Placing ice packs on the neck, armpits, and groin can help as a supplement but is less effective on its own. These areas have large blood vessels close to the skin, so the cold transfers into the bloodstream, but the cooling rate is slower than immersion or evaporation. Use ice packs as an add-on, not a replacement, for the methods above.
Step 3: Move Them to a Cool Environment
Get the person out of direct sunlight and into the coolest area available. An air-conditioned room is ideal. If you’re outdoors, move them into shade. Remove any unnecessary clothing to expose as much skin as possible to the air and to your cooling efforts. Loosen anything tight around the neck or chest.
What Not to Do
Several common instincts can actually make things worse during heat stroke:
- Don’t give aspirin or acetaminophen. Heat stroke isn’t a fever. These medications won’t lower the temperature and can worsen liver injury and blood clotting problems that heat stroke already causes.
- Don’t give anything by mouth if the person is confused, vomiting, or unconscious. They could choke. Fluids need to go through an IV at the hospital in these cases.
- Don’t give alcohol or caffeine. Both interfere with the body’s ability to regulate temperature.
- Don’t use rubbing alcohol on the skin. It can be absorbed and cause additional harm.
- Don’t give salt tablets. Electrolyte correction needs to happen carefully in a medical setting, because overcorrecting sodium levels can cause brain swelling and permanent damage.
What Happens at the Hospital
Paramedics and emergency physicians will continue aggressive cooling and begin replacing fluids through an IV. The priority is restoring normal body temperature as quickly as possible while supporting blood pressure and circulation.
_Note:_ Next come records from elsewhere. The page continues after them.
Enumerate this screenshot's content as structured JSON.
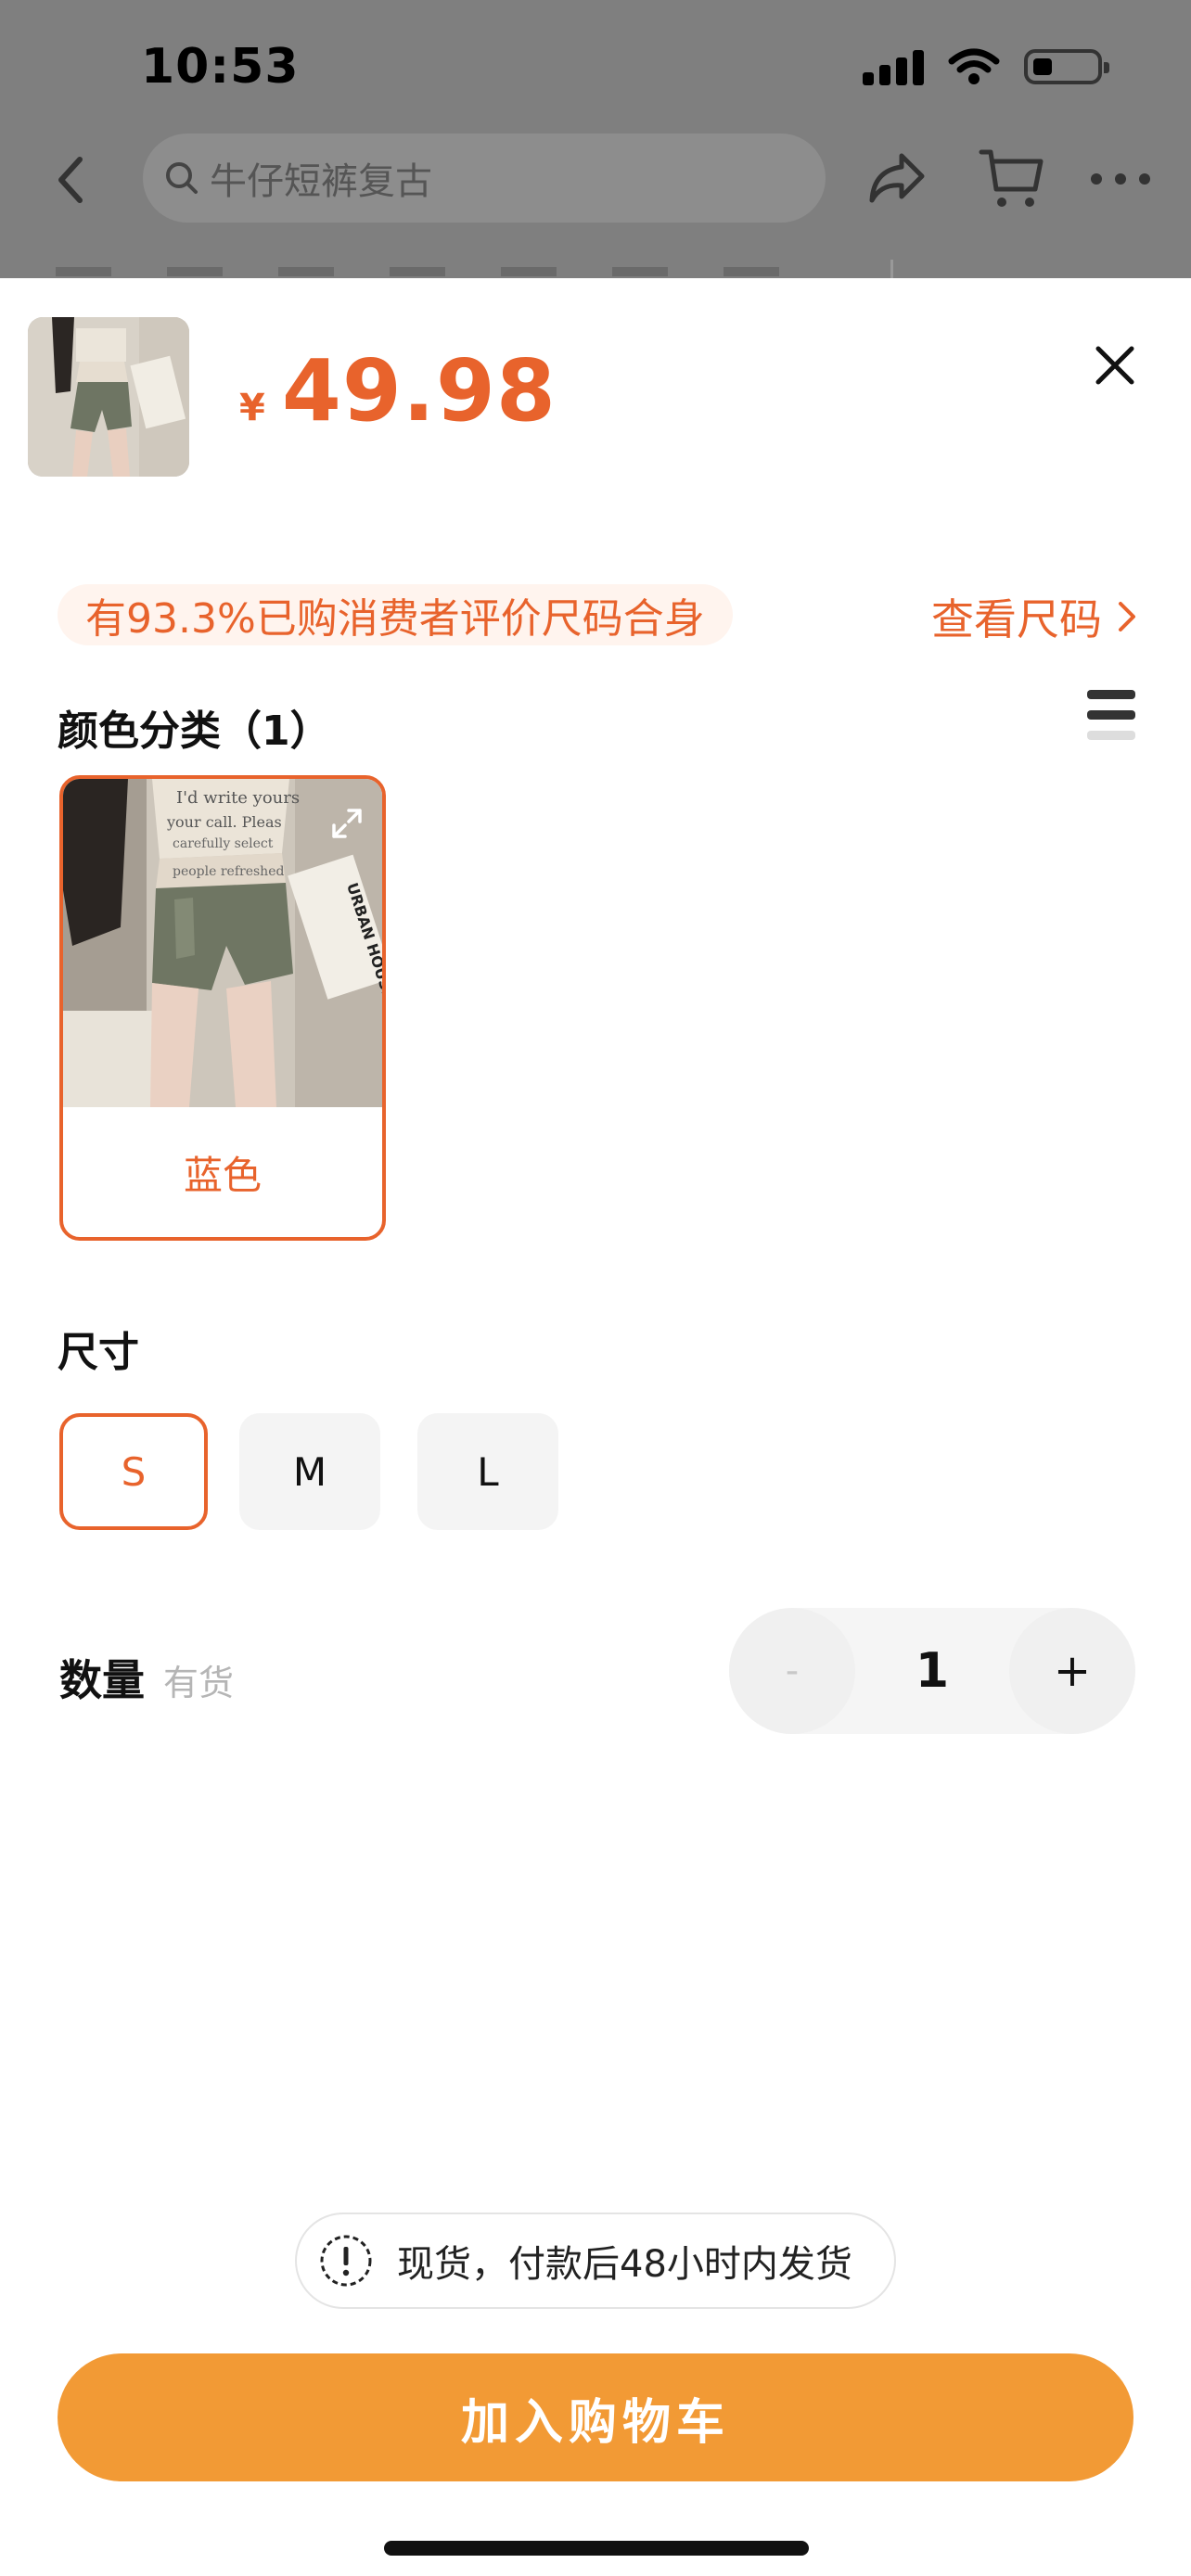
{
  "status_bar": {
    "time": "10:53"
  },
  "nav": {
    "search_placeholder": "牛仔短裤复古"
  },
  "product": {
    "currency": "¥",
    "price": "49.98"
  },
  "fit": {
    "text": "有93.3%已购消费者评价尺码合身",
    "size_chart_link": "查看尺码"
  },
  "color_section": {
    "title": "颜色分类（1）",
    "options": [
      {
        "label": "蓝色",
        "selected": true
      }
    ]
  },
  "size_section": {
    "title": "尺寸",
    "options": [
      {
        "label": "S",
        "selected": true
      },
      {
        "label": "M",
        "selected": false
      },
      {
        "label": "L",
        "selected": false
      }
    ]
  },
  "quantity": {
    "label": "数量",
    "stock": "有货",
    "minus": "-",
    "value": "1",
    "plus": "+"
  },
  "shipping_notice": "现货，付款后48小时内发货",
  "add_to_cart": "加入购物车",
  "colors": {
    "accent": "#E8632C",
    "button": "#F29A35"
  }
}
Rapid cooling typically improves mental status fast, so even a person who seemed deeply unconscious may begin to wake up once their temperature drops.
Doctors will monitor for damage to the kidneys, liver, heart, and brain, all of which are vulnerable during heat stroke. Blood tests and heart monitoring are standard. Most people with mild to moderate liver injury from heat stroke recover fully, with liver function returning to normal within about 2 to 16 days.
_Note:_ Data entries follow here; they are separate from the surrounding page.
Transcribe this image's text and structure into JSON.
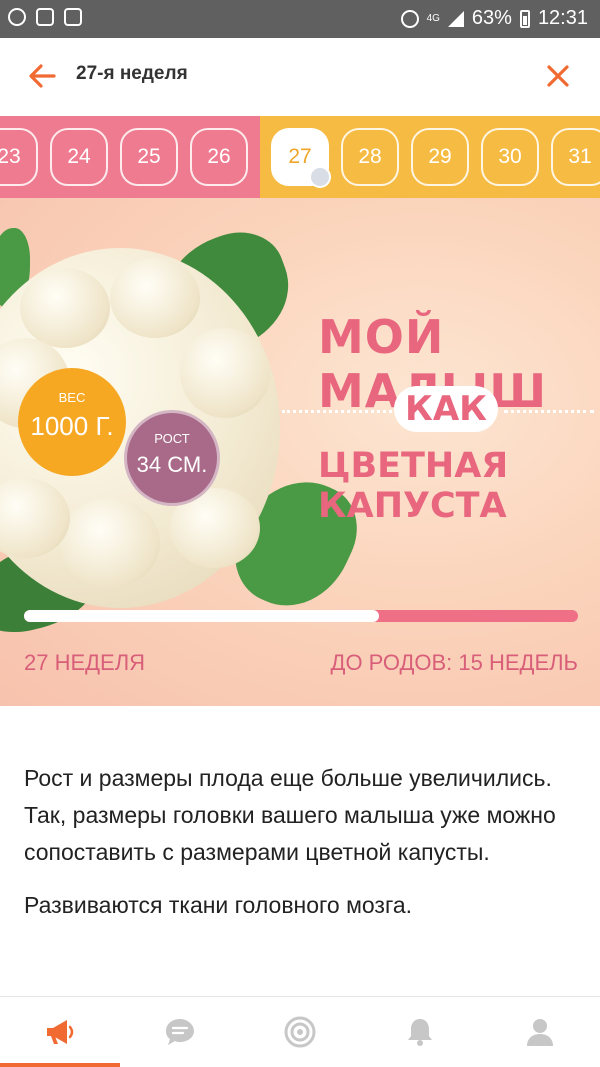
{
  "status_bar": {
    "battery": "63%",
    "time": "12:31",
    "network": "4G"
  },
  "app_bar": {
    "title": "27-я неделя",
    "accent_color": "#f06a32"
  },
  "weeks": {
    "items": [
      "23",
      "24",
      "25",
      "26",
      "27",
      "28",
      "29",
      "30",
      "31"
    ],
    "current": "27",
    "past_color": "#ef7b90",
    "future_color": "#f6bb42"
  },
  "banner": {
    "headline": "МОЙ МАЛЫШ",
    "connector": "КАК",
    "subject": "ЦВЕТНАЯ КАПУСТА",
    "weight_label": "ВЕС",
    "weight_value": "1000 Г.",
    "height_label": "РОСТ",
    "height_value": "34 СМ.",
    "week_label": "27 НЕДЕЛЯ",
    "due_label": "ДО РОДОВ: 15 НЕДЕЛЬ",
    "progress": 0.64
  },
  "article": {
    "paragraphs": [
      "Рост и размеры плода еще больше увеличились. Так, размеры головки вашего малыша уже можно сопоставить с размерами цветной капусты.",
      "Развиваются ткани головного мозга."
    ]
  },
  "bottom_nav": {
    "items": [
      {
        "icon": "megaphone-icon",
        "active": true
      },
      {
        "icon": "chat-icon",
        "active": false
      },
      {
        "icon": "target-icon",
        "active": false
      },
      {
        "icon": "bell-icon",
        "active": false
      },
      {
        "icon": "profile-icon",
        "active": false
      }
    ],
    "active_color": "#f06a32",
    "inactive_color": "#c7c7c7"
  }
}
Potential Long-Term Effects
The brain is especially vulnerable to heat damage, and the cerebellum (the region that controls coordination and balance) is the most susceptible area. Some people recover completely with no lasting effects, particularly when cooling began quickly. Others may experience lingering problems with coordination, memory, or concentration. In some cases, cerebellar damage doesn’t show up on brain scans until months or even years later, which is why follow-up care matters even after someone seems to have recovered.
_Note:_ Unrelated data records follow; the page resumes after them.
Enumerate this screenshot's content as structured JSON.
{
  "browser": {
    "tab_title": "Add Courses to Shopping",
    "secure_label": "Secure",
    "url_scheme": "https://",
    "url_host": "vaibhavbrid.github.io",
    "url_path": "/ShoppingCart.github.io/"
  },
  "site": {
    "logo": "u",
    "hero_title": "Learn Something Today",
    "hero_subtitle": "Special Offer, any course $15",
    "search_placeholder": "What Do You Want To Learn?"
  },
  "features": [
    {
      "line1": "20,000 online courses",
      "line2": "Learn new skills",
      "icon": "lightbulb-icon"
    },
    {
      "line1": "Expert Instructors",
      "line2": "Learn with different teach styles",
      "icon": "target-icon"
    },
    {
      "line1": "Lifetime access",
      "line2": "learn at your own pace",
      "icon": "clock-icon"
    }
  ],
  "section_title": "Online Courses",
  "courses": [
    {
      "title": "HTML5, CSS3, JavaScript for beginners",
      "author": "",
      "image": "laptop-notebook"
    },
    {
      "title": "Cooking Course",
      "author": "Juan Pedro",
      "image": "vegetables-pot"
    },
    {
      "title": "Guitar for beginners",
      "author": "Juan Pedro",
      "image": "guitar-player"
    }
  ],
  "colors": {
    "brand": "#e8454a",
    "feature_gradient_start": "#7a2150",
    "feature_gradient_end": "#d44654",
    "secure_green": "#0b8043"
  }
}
The heart can also sustain damage during heat stroke, though it often recovers without lasting structural changes. High body temperatures trigger intense inflammation throughout the body, similar to what happens during sepsis, and this systemic stress is what drives damage across multiple organs simultaneously.
Heat Exhaustion vs. Heat Stroke
Heat exhaustion is the stage before heat stroke and is much less dangerous. A person with heat exhaustion feels weak, nauseous, dizzy, and sweats heavily, but their mental function stays intact. They can still think clearly, answer questions, and follow instructions. Once confusion, bizarre behavior, slurred speech, or loss of consciousness appears, the situation has crossed into heat stroke territory and becomes a medical emergency.
If you catch someone in the heat exhaustion phase, move them to a cool place, give them water in small sips, and apply cool compresses. This can prevent progression to heat stroke. But if their mental state changes at any point, stop treating it as something you can manage on your own and call for emergency help.